Thursday, April 26, 2012

show me the way to go home, I'm tired and I want to go to bed

A bright spot in last week was the arrival of my new bees.  Bees!  And five days later they are still here, although they may abdicate tomorrow because of the way I inadvertently manhandled them today.  I think I squished a couple.  In my defense, I want to say that Kurt the Bee Guy, as he is listed in my contacts, said that you don't buy bees to just leave them alone and never learn anything, so you should get in and look at your bees whenever you want.  And I didn't mean to knock off a big chunk of the brand-new comb which they have been laboring frantically to make.  Sun!  I blame the sun for making the comb all soft and weak. 

But to back up:  you may remember that all my bees left last year, and perhaps you even heard that while they were here they built their comb across multiple bars of our top-bar hive design, which would make honey harvesting a royal pain in the butt.  So we (by which I mean the Tituses, fellow participants in our Grand Experiment) retrofitted the hives.  There is now a board across the bottom which can be opened during hot weather and closed during cold weather.  Gordon routed a channel into the bars and I glued popsicle sticks into the channel and rubbed them with beeswax to help them figure out how to build straight.  Then Brian (of the Magic Neighbors) brought over two full, straight frames from his bees to provide even more structure. 

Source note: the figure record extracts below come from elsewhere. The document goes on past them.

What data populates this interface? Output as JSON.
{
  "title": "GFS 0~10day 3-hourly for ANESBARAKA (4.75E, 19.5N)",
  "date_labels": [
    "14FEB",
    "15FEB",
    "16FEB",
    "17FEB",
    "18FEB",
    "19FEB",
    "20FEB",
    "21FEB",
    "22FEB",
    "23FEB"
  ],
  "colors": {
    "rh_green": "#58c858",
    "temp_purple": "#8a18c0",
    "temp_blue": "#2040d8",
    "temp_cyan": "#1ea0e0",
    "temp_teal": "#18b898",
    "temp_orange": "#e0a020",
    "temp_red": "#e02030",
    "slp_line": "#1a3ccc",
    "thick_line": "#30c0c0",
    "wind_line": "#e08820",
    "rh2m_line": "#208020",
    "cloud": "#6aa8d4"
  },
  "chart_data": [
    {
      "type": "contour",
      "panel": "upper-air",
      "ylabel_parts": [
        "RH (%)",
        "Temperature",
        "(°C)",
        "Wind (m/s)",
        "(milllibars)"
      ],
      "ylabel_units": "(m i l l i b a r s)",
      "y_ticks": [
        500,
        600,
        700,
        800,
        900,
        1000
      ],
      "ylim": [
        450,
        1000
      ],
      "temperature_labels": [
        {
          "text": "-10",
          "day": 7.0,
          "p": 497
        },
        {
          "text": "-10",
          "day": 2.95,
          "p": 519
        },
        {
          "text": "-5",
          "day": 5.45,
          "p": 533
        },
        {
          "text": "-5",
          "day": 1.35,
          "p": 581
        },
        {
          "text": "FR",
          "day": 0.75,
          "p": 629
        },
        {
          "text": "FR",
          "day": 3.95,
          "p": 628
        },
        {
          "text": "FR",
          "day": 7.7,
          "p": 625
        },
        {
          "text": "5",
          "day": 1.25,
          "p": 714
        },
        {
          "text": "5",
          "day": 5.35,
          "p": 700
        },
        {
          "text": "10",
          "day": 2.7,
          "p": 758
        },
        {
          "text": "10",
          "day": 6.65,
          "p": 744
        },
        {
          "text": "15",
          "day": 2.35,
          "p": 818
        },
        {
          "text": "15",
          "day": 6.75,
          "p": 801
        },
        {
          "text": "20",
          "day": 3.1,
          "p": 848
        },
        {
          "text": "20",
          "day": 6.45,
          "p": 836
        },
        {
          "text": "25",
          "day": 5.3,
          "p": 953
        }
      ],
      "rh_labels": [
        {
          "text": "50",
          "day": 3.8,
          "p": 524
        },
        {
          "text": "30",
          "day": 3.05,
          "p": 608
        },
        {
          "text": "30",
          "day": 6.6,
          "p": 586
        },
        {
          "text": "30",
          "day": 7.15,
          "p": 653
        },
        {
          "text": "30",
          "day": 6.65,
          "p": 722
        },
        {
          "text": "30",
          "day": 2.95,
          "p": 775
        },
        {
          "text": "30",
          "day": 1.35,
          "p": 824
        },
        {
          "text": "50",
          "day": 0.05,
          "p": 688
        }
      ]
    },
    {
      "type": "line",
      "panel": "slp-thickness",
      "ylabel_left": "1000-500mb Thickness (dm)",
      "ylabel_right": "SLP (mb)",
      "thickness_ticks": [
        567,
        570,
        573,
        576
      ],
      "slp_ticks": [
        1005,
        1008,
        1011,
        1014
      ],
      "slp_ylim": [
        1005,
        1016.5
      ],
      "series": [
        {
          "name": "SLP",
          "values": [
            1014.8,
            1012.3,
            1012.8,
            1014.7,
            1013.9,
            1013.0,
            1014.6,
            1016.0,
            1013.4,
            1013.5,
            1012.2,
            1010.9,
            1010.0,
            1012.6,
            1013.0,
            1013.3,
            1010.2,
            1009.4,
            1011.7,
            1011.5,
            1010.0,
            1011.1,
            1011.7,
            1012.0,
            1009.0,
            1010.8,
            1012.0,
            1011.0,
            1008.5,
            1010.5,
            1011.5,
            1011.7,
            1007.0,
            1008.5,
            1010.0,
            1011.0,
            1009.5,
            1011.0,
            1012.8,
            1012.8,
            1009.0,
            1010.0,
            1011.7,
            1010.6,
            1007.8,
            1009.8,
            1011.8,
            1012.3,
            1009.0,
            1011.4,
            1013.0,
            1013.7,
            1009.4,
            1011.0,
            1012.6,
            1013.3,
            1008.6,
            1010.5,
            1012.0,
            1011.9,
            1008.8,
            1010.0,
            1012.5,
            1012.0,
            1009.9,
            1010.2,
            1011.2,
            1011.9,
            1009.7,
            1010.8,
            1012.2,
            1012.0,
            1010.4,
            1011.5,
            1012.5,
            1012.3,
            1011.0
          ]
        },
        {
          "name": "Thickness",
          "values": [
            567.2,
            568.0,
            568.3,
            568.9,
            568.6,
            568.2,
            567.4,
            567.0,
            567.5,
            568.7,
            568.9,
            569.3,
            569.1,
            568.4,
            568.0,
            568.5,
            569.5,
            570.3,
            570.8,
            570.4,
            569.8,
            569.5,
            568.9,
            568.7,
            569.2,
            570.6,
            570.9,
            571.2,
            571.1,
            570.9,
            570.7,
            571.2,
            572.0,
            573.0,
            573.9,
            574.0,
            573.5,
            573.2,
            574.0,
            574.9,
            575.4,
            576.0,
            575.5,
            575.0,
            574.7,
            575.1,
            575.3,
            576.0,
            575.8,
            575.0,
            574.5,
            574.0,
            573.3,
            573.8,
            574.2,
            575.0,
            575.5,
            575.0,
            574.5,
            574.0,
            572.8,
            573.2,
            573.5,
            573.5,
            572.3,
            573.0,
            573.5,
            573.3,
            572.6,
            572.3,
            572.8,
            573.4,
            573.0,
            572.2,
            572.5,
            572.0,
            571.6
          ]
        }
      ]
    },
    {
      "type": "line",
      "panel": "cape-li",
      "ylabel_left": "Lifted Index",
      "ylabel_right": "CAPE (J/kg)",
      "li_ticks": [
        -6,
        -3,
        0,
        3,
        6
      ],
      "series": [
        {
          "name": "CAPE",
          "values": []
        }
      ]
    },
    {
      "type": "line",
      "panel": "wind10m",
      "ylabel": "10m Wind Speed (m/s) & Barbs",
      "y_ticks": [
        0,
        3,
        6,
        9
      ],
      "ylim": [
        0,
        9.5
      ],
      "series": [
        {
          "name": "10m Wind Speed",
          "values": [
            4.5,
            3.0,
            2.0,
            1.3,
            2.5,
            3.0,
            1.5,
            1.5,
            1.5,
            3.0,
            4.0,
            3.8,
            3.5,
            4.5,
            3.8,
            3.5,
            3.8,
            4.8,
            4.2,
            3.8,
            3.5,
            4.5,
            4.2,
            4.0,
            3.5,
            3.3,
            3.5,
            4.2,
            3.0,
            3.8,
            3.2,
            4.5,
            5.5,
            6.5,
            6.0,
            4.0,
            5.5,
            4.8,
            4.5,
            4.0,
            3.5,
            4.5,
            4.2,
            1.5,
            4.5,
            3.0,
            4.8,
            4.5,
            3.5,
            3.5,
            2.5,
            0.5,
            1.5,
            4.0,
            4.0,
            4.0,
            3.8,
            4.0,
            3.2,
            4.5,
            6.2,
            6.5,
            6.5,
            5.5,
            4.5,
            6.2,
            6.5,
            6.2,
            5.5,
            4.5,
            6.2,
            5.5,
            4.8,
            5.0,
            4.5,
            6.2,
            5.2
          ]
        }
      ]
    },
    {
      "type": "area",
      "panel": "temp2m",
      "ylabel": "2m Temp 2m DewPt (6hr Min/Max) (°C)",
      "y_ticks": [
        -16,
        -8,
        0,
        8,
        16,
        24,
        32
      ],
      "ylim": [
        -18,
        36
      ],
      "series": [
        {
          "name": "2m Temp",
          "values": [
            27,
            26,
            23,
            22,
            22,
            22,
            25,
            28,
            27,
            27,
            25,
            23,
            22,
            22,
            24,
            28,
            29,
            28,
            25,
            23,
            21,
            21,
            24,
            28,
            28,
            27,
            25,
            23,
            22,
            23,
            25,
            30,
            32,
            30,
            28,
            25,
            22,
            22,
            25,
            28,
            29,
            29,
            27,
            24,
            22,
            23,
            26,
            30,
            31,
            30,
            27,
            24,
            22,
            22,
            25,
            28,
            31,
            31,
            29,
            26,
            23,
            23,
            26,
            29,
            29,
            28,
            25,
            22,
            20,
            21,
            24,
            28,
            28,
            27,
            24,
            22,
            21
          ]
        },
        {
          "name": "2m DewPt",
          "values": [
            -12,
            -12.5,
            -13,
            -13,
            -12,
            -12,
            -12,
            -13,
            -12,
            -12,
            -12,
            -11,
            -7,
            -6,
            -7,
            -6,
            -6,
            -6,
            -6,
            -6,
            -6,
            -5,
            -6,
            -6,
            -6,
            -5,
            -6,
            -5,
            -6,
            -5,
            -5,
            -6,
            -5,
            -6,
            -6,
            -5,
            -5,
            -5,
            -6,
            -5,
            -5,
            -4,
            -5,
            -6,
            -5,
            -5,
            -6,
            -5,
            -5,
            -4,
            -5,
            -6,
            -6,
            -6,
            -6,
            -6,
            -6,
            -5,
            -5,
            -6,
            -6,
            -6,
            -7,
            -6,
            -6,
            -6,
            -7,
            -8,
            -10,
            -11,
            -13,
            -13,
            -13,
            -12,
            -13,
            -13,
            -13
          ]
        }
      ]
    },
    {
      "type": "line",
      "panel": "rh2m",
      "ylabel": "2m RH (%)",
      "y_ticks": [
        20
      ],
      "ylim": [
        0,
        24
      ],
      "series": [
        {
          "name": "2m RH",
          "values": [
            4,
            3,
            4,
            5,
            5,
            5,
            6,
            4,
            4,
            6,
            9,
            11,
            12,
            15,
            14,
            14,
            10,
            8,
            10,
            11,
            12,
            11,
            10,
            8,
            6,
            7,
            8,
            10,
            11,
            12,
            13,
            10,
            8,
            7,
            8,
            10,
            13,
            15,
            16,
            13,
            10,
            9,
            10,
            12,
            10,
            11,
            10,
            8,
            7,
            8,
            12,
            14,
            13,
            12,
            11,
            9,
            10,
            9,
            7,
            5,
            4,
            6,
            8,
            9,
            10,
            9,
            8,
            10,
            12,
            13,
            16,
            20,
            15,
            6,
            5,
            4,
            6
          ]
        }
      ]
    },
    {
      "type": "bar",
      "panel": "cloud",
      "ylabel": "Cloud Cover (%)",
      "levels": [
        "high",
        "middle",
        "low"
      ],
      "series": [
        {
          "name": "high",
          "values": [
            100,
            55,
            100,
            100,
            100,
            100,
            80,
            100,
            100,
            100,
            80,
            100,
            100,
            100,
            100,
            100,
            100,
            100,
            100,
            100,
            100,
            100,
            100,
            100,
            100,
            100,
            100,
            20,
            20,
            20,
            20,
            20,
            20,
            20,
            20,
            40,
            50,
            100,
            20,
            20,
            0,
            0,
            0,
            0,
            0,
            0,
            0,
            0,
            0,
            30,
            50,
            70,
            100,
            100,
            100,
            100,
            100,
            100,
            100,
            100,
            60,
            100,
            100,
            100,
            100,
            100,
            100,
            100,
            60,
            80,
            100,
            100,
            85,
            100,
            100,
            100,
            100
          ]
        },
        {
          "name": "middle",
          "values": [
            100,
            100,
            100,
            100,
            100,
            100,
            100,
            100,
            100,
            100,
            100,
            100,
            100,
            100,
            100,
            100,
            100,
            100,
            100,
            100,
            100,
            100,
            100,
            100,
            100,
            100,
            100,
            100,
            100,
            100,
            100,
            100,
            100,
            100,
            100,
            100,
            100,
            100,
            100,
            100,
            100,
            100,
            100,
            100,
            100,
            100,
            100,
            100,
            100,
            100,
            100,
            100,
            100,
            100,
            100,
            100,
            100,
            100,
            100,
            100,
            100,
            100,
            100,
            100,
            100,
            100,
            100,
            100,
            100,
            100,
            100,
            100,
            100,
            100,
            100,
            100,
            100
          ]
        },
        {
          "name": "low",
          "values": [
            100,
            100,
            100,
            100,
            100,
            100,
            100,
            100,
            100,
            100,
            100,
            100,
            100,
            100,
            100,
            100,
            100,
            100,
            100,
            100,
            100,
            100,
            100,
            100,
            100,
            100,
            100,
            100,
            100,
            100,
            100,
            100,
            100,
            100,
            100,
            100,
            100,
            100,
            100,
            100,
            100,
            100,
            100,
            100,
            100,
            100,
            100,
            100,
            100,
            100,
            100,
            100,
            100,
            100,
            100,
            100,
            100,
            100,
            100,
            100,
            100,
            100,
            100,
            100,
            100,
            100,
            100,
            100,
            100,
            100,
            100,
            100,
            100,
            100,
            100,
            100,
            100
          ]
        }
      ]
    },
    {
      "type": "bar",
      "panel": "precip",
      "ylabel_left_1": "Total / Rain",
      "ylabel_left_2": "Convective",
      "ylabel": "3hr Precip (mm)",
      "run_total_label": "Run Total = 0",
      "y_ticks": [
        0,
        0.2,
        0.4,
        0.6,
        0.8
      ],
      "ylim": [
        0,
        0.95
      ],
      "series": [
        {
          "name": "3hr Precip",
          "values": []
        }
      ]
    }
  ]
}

I put the hive on the east side of the milking shed, so it gets afternoon shade.  It might not be enough even so, and I'll probably have to put a makeshift awning over it, a real pretty one made from a raggedy old tarp we don't use anymore, or something similar.  I'll for sure tie it down with orange twine, maybe tie it to a rock or a tree stump to make it foxy.  Oh, you guys.  My yard. 

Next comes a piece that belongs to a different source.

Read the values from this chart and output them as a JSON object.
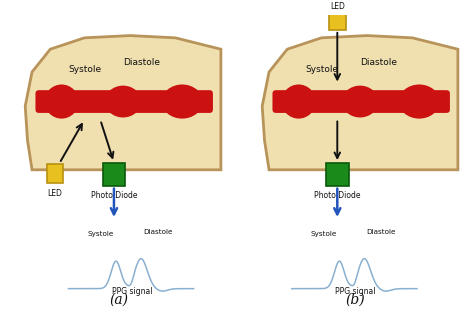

I really don't want to lose my bees again.  When I get the video of the install from John's phone I will show it to you.  I have beekeeping gear and everything.  Aside from my ruination of their painstakingly constructed comb, everything is going peachy and I have high apple pie in the sky hopes. 

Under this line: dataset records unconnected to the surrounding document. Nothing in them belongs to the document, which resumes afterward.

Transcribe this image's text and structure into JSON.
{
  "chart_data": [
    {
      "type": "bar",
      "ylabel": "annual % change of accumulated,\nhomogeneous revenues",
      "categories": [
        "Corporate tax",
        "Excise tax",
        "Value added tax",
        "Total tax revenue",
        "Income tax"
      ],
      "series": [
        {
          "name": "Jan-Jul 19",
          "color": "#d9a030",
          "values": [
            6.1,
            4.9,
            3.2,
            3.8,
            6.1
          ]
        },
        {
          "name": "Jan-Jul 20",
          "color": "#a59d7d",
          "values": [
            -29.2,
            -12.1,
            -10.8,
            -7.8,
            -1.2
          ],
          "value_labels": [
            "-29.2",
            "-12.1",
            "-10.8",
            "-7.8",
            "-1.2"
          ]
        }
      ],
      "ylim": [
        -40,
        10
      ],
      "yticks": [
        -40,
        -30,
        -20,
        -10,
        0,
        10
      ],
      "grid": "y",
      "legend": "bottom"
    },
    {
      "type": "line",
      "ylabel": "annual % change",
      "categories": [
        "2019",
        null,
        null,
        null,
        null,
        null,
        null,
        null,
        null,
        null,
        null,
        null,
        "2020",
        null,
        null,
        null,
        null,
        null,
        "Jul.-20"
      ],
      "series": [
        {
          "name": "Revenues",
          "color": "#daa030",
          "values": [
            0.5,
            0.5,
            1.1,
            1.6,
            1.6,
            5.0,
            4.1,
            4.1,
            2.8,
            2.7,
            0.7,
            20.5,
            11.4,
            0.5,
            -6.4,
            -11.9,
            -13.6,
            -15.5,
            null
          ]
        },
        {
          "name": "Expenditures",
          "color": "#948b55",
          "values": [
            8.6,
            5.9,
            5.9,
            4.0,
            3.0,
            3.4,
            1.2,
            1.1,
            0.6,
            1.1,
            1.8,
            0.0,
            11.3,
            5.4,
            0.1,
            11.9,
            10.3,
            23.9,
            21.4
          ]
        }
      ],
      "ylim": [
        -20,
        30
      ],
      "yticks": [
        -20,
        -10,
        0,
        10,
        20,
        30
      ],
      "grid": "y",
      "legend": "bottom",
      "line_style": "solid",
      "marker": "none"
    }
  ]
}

I told you about the rabbits, and here is what it looked like:
After the $70 trip to the vet. 

Let's be honest, we all know it was Martha.  Martha, who tricked me by being docile and sweet at the co-op, and then turned into hell on four feet once we got her home.  She bites all the time.  She is, like, the worst rabbit that was ever made.  I regret buying her. 
You know the thing about Martha?  She's got lifeless eyes.  Black eyes, like a doll's eyes.


beckster said...

I'm counting on you to keep those bees. I want to keep bees vicariously through you! LOL Poor bunny! That looks like it hurt. Martha does look a little like a rabbit serial biter. She doesn't look remorseful. Is she in solitary? Don't worry about your yard, it's a working yard, and no one ever regretted not having a prettier yard on their death bed. A lot of people have regretted not following their interests. Don't worry about what other people think, it's a total waste of time.

All8 said...

So, rabbit stew is on the menu huh? Soul sucking is negated with cooking ya know. Pretty sure.

I hope your bees do really well. I too will be living vicariously through your experience. I was always too afraid to do bees, give me that 1000 lb cow and I'm okay.